Пример гуманизма, кстати, не единичен — в «СМРТ» герой Лимонова, журналист, днями выслушивал сербских крестьян, жертв войны, чтоб хоть так облегчить их психологическое состояние, в «Иностранце в смутное время» сожалел по поводу старения своих родителей, пытался им помочь, ненадолго приехав из Франции, и т. д. Все это не заслуживало бы отдельного рассмотрения, если бы не одно «но» — у Мисимы мизантропизм тотален и только усиливается, человеколюбию совсем нет места… И в этом, пожалуй, главное различие Мисимы и Лимонова. Мисима пытался построить свою метафизику на одной эстетике, лишь минимально, да и то безуспешно привлекая этическое основание. Эстетически красивый бунт Мисиме был нужен лишь для оправдания, мотивации прекрасной смерти. Лимонов же пишет об эстетике, красоте бунта, но она не является для него самоцелью. По сути, перед нами вульгарное переложение идей уже анархо-коммунизма (отменить деньги, всем дать равное), в коммунизме же очевидна христианская составляющая. И здесь парадоксальным образом у Лимонова возникает образ Христа — то, что абсолютно невозможно представить в абзацах Мисимы, посвященных восстанию, но что было еще в «Двенадцати» у Блока: «Айда, ребята, на улицу! Там Революция как Христос в наш город пришла. Там у богатых отбирают и бедным дают, там столы накрывают и люди всех видов обнимаются»[205]. Это подтверждает, что Лимонов занимался не просто «готовой сборкой» системы Мисимы, но и кардинально развивал ее — явно выразив христианские темы, которые у Мисимы подавались в более имплицитном виде, то есть добавив к эстетике этику.

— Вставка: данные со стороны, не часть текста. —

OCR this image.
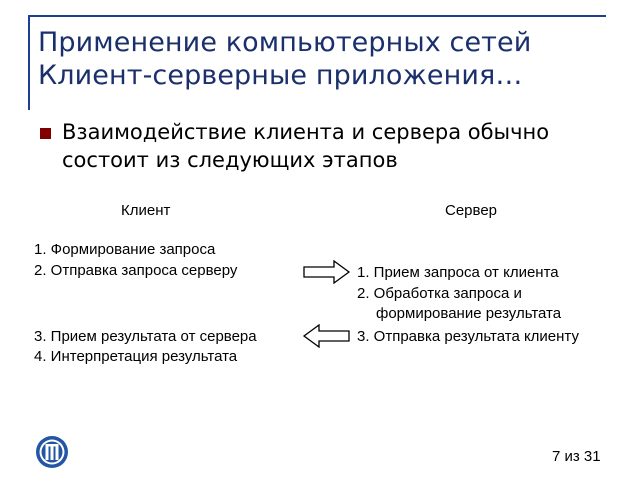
Применение компьютерных сетей
Клиент-серверные приложения…
Взаимодействие клиента и сервера обычно состоит из следующих этапов
Клиент	Сервер
1. Формирование запроса
2. Отправка запроса серверу
3. Прием результата от сервера
4. Интерпретация результата
1. Прием запроса от клиента
2. Обработка запроса и
формирование результата
3. Отправка результата клиенту
7 из 31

Критика античеловеческой Системы усиливается и, что знаменует общую его тенденцию, происходит переход от художественной прозы к социально-утопической эссеистике, — из области художественного высказывания переходят в область высказывания теоретического. В «Дисциплинарном санатории» говорится не только о подавлении отдельных свобод индивидуума, но и о подавлении его стремления к этим свободам, некой ценностной подмене: «В санаторной же цивилизации возобладал подмен (так в тексте. —
Но несмотря на то что Лимонову сопутствует имидж вечного бунтаря[207], это не совсем так. В более поздних произведениях у него происходит некая трансформация мотивов. Это особенно заметно в «Убийстве часового». В этом романе совершенно отсутствует тот вульгарный анархизм, что был свойственен Лимонову «американского» и «французского» периодов. Анархизм, борьба с государством сменились патриотизмом: «Все, что хорошо для моего государства, — хорошо для меня. Все в государстве. Ничто помимо государства»[208]. Кроме того, в этом же романе полностью уходит мотив эстетизации войны. Если Мисима до конца своих дней говорил об эстетической составляющей революции и войны (игнорируя составляющую этическую), то Лимонов уже в этой «перестроечной» работе пришел к отрицанию красоты войны и насилия. На протяжении нескольких страниц война получает такие эпитеты как: «грязное дело», «нервное дело», «занятие страшное, похабное, стыдное», «война безумна»[209]. Однако завершаются эти страницы предложением «я за войну». Не оставившая писателя страсть к войне находит у него теоретическое оправдание — «вовремя начатая война сберегает жизни».
Вообще же термин «гуманизм» в отношении этоса Лимонова, понятно, следует использовать с большой долей условности. Возможно, если сравнивать более человеколюбивый подход Лимонова с мизантропичным подходом Мисимы, стоит говорить о более антропоцентричном подходе Лимонова. Этот более персоналистский подход свойственен европейскому менталитету в отличие от менталитета восточного. В том же «Убийстве» можно обнаружить любопытную метафоричность — любовь к людям, к стране уподобляется любви к женщине, как до того к ней же приравнивалась война:
«Страсть к своему народу испытывал я. Страсть — это на много тысяч киловатт сильнее чувство, нежели любовь к своему народу. Любовь, в сущности, плаксивое, слабое чувство и расслабляющее. Страсть же — это и требовательность, и недовольство, и даже уколы ненависти, настойчивое подсматривание за ним, надзор титанический»[210].